Quality team kept patient first
With consultation and training from IMPROVE, a quality team met monthly or more often, as needed. The team even held an all-day, off-site retreat to work out changes the practice needed to make. The team included Sanford; a head nurse who served as facilitator; another nurse and physician; representatives from the laboratory, coding, and medical records; and an appointment scheduler.
The key was targeting systems not people who were at fault. "You’ve got to keep the patient in dead-center," advises Sanford. "It doesn’t matter what system you built. If the patient isn’t getting better care, it isn’t working."
For physicians, systems changes often means delegating some responsibility to nurses or others in the office. "When a patient comes in for a visit, the nurse who does the room preparation identifies at least the main services they might need and goes ahead and sets up the order for them," says Solberg. "If they need a tetanus immunization, go ahead and give it. If they need a cholesterol screen, set up the order for it.
"Allow the physicians to change that if they feel this particular patient doesn’t need it," he says. "But the onus should be on this happening automatically, instead of everybody waiting for the physician to do it."
A first step: Chart reviews
The quality team first identified root causes and barriers to providing preventive services. For example, the team discovered it took 15 minutes to review a single chart to determine if a patient needed screening or immunizations. That was a prohibitive amount of time for a busy practice with four internists, eight family practitioners, and a surgeon. (The practice has since merged with another and now has six internists, about 28 family practitioners, four pediatricians, five obstetrician/gynecologists, a general surgeon, and an otolaryngologist.)
Again, that problem is common. "Our data suggest that even at those [routine physical exam] visits, a lot of these services are not provided because of a lack of a way to consistently identify needs and provide the services," says Solberg.
Stillwater Medical Group created a green summary sheet that listed preventive services. (For more information on preventive care flow sheets, see Patient Satisfaction & Outcomes Management, July 1997, p. 78.)
A nurse would review the patient’s chart before the office visit and circle those services needed. The nurse could then go over those items with patients and explain why they were receiving breast exams or mammogram referrals even if they came in because of cold symptoms.

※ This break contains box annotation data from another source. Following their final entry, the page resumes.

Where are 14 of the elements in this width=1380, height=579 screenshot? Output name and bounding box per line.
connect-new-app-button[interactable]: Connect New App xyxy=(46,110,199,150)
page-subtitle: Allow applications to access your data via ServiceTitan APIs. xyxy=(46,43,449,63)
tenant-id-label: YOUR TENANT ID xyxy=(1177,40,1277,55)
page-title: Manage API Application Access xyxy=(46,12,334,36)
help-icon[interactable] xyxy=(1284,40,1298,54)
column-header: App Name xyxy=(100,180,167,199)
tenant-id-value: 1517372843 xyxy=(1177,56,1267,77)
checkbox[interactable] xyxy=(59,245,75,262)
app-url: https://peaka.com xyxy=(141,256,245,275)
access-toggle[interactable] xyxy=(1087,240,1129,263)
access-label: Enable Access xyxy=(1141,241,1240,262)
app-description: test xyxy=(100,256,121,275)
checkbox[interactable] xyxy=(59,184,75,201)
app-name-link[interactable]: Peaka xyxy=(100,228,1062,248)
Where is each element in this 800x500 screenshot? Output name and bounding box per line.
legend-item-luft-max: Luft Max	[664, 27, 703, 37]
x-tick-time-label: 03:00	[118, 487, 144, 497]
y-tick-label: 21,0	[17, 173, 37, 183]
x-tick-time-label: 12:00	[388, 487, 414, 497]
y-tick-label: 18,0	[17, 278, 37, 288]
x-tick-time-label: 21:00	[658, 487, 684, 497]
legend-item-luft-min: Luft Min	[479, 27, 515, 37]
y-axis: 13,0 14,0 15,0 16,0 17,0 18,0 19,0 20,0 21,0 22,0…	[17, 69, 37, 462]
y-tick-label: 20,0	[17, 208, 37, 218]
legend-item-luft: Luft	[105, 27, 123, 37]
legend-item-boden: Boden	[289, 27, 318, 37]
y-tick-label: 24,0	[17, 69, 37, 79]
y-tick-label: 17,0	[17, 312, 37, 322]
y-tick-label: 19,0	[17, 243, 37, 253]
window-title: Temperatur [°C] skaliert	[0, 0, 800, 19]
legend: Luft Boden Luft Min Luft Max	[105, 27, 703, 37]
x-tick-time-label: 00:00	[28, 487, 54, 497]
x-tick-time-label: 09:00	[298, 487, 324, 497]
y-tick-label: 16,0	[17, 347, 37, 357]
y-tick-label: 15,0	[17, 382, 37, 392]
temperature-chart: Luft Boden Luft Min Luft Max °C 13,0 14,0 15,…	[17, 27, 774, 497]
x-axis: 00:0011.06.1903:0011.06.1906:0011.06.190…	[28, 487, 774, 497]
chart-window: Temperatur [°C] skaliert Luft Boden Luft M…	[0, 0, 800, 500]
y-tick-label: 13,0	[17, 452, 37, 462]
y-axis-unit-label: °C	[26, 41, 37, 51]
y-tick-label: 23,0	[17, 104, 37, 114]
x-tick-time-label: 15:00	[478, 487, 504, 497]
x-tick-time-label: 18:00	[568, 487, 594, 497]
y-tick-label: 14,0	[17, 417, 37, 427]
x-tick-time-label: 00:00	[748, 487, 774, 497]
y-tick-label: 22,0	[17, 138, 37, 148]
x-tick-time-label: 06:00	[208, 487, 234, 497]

More recently, the practice has been able to print out information about preventive services using codes on a billing database, which eliminates the time-consuming review of charts. The group also is adding services required for chronically ill patients, such as eye exams for diabetics.
When the quality team measured preventive care in February 1997, the group’s performance had improved dramatically. Now, tobacco use is documented in 72% of charts. Some 62% of women have appropriate mammograms, and 78% have annual breast exams. More than half of patients over 65 received pneumococcal vaccines.
Those stats and the quality improvement process behind them will prove valuable as the group begins to negotiate directly with employers to provide care, Sanford says. "The business world is demanding it," she says of preventive care and quality improvement. "Plus, it’s just good medical practice."
Reference
1. Solberg LI, Brekke ML, Kottke TE. How important are clinician and nurse attitudes to the delivery of clinical preventive services? J Fam Pract 1997; 44:451-461.